Can you use Match Rating without the rest of Chosen?

It ships on the Starter plan ($0, up to 3 open reqs, no credit card) along with the rest of the agents and the MCP server. You can run it as a pre-screen layer in front of an existing ATS for the duration of a quarter, then make a buying decision based on actual data. The rest of the agents (Sourcing, Scheduling, Analytics) come on the same plan, so most teams end up using the whole graph after a week.

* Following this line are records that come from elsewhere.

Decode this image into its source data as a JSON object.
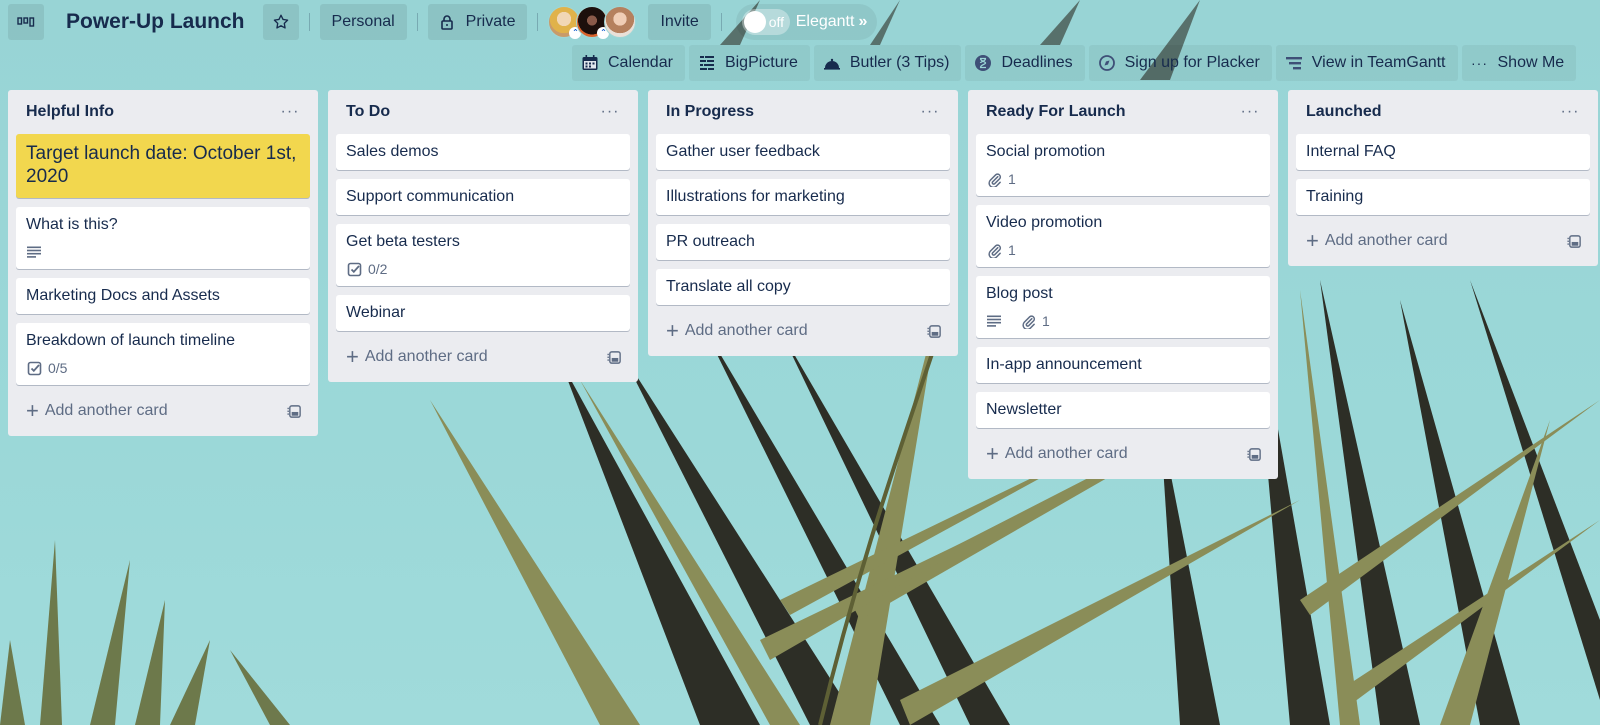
{
  "header": {
    "board_title": "Power-Up Launch",
    "buttons": {
      "personal": "Personal",
      "private": "Private",
      "invite": "Invite"
    },
    "members": [
      {
        "name": "member-1",
        "color": "#d9a85a",
        "has_badge": true
      },
      {
        "name": "member-2",
        "color": "#3b1a16",
        "has_badge": true
      },
      {
        "name": "member-3",
        "color": "#c8977a",
        "has_badge": false
      }
    ],
    "elegantt": {
      "toggle_state": "off",
      "label": "Elegantt",
      "chevron": "»"
    }
  },
  "powerups": [
    {
      "label": "Calendar",
      "icon": "calendar-icon"
    },
    {
      "label": "BigPicture",
      "icon": "bigpicture-icon"
    },
    {
      "label": "Butler (3 Tips)",
      "icon": "butler-bell-icon"
    },
    {
      "label": "Deadlines",
      "icon": "hourglass-icon"
    },
    {
      "label": "Sign up for Placker",
      "icon": "placker-icon"
    },
    {
      "label": "View in TeamGantt",
      "icon": "teamgantt-icon"
    },
    {
      "label": "Show Me",
      "icon": "more-icon"
    }
  ],
  "lists": [
    {
      "title": "Helpful Info",
      "cards": [
        {
          "title": "Target launch date: October 1st, 2020",
          "color": "yellow",
          "badges": []
        },
        {
          "title": "What is this?",
          "badges": [
            {
              "type": "description"
            }
          ]
        },
        {
          "title": "Marketing Docs and Assets",
          "badges": []
        },
        {
          "title": "Breakdown of launch timeline",
          "badges": [
            {
              "type": "checklist",
              "value": "0/5"
            }
          ]
        }
      ],
      "add_label": "Add another card"
    },
    {
      "title": "To Do",
      "cards": [
        {
          "title": "Sales demos",
          "badges": []
        },
        {
          "title": "Support communication",
          "badges": []
        },
        {
          "title": "Get beta testers",
          "badges": [
            {
              "type": "checklist",
              "value": "0/2"
            }
          ]
        },
        {
          "title": "Webinar",
          "badges": []
        }
      ],
      "add_label": "Add another card"
    },
    {
      "title": "In Progress",
      "cards": [
        {
          "title": "Gather user feedback",
          "badges": []
        },
        {
          "title": "Illustrations for marketing",
          "badges": []
        },
        {
          "title": "PR outreach",
          "badges": []
        },
        {
          "title": "Translate all copy",
          "badges": []
        }
      ],
      "add_label": "Add another card"
    },
    {
      "title": "Ready For Launch",
      "cards": [
        {
          "title": "Social promotion",
          "badges": [
            {
              "type": "attachment",
              "value": "1"
            }
          ]
        },
        {
          "title": "Video promotion",
          "badges": [
            {
              "type": "attachment",
              "value": "1"
            }
          ]
        },
        {
          "title": "Blog post",
          "badges": [
            {
              "type": "description"
            },
            {
              "type": "attachment",
              "value": "1"
            }
          ]
        },
        {
          "title": "In-app announcement",
          "badges": []
        },
        {
          "title": "Newsletter",
          "badges": []
        }
      ],
      "add_label": "Add another card"
    },
    {
      "title": "Launched",
      "cards": [
        {
          "title": "Internal FAQ",
          "badges": []
        },
        {
          "title": "Training",
          "badges": []
        }
      ],
      "add_label": "Add another card"
    }
  ],
  "colors": {
    "background": "#9bd6d6",
    "list_bg": "#ebecf0",
    "card_bg": "#ffffff",
    "yellow_label": "#f2d74e",
    "text": "#172b4d",
    "muted": "#5e6c84"
  }
}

What about deepfake video interviews and AI candidate impersonation?

Match Rating is a pre-interview layer; it will not catch a synthetic candidate inside a video call by itself. What it does is shift detection earlier. If the resume's claims do not have evidence spans, or if the spans contradict each other (a 'staff engineer at FAANG since 2019' next to a graduation date in 2024), the red-flag claims surface in the ledger before the recruiter spends an hour on a phone screen. Ashby shipped Fraudulent Candidate Detection in April 2026 for the same problem class; Chosen approaches it from the rubric side rather than the runtime side.

What does the Reddit r/recruiting / r/ExperiencedDevs reader actually get from this?

If you are a technical recruiter or a hiring manager: a way to evaluate 200 inbound applicants per role without rubber-stamping a vendor's number, and a way to defend a reject decision to a candidate, a hiring manager, or a regulator with the same artifact. If you are an engineer wondering how AI is being used on your resume: this is what it looks like when AI evaluation is honest. The model is not a judge; it is a junior recruiter producing a structured first draft that a human signs off on, claim by claim. That is the version of AI in hiring that is worth defending.